Why World War Hulk: X-Men #1 rocks:
- The cover alone inspires “Hulk-on-mutant action! HELL YEAH!” reactions.
- Tony Stark and Hulk ask Professor X one of the most difficult questions in the history of all difficult questions: “How would you have voted?”
- Beast‘s reaction when he first saw what just trespassed on the institute grounds basically represents what the whole world feels when confronted with a Hulk problem.

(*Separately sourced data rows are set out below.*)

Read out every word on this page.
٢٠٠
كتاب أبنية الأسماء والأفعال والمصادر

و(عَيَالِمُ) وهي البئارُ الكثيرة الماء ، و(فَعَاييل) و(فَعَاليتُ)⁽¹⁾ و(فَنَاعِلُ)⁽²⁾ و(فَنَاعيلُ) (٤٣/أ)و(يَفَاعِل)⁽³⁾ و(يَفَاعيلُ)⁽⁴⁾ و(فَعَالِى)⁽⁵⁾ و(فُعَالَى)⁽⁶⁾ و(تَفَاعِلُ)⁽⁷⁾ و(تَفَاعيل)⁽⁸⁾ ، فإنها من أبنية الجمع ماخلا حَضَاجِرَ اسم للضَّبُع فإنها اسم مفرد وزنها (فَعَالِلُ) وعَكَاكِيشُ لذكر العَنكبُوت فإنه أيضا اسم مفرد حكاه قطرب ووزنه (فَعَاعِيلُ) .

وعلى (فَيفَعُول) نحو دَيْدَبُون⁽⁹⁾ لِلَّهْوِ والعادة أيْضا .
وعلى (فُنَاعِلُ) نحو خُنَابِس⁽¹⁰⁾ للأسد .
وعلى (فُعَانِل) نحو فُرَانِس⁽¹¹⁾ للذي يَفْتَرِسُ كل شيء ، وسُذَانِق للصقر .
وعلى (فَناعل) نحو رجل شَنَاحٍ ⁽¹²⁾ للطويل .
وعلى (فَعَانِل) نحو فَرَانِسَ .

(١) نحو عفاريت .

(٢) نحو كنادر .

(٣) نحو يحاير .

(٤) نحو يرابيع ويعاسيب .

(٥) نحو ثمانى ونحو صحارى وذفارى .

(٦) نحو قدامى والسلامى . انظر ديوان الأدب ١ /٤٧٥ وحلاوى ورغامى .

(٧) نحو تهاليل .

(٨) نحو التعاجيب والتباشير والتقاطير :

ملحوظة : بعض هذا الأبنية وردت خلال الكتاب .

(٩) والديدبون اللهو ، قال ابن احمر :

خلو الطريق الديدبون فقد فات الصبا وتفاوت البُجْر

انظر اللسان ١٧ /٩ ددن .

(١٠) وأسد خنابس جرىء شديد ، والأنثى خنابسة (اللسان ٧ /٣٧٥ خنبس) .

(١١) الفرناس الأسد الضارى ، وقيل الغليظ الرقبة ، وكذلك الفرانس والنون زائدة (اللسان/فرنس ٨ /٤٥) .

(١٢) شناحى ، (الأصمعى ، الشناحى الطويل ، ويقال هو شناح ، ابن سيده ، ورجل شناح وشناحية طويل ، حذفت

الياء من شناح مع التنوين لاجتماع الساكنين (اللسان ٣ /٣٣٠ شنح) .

- The nubile New X-Men pile on Hulk. Kickassery ensues.
- Hulk sends Rockslide‘s arms and legs to Connecticut. Badass.
- This is basically one whole issue of Hulk beating the crap out of teen aged mutants. And I don’t have a problem with that.
- The arrival of the Astonishing X-Men deserves a 10-minute guitar solo.
- “Xavier. You’re walking again. I can fix that.” – Hulk
Why X-Men: First Class Special rocks:
- I’m Jeff Parker‘s bitch.
- Thanks to this, I’ve discovered how awesome Kevin Nowlan‘s art is.
- “The bathroom is locked.” – Magneto
- Sexy baristas! YAY!
- “Poetry is better written.” – Professor X to a neo-mutant doing poetry readings
- Jeff Parker and Colleen Coover‘s strips are the cutest things ever!
- I never thought a story co-starring Dragon Man can be so poignant and fun.
- “Hot doesn’t impress the Bobby!” – Ice Man
- Dragon Man eats rhino chow.
- “Cerebro has calculated that ducklings are 40% more lovable than any other species. If Homo Superior can adopt some of their traits, we could be accepted by all mankind!” – Professor X, possibly on drugs.
Four of these fine comics aren’t exactly new this week. I think I’m taking this comic book geekery to the next level: picking up back issues. God bless my wallet.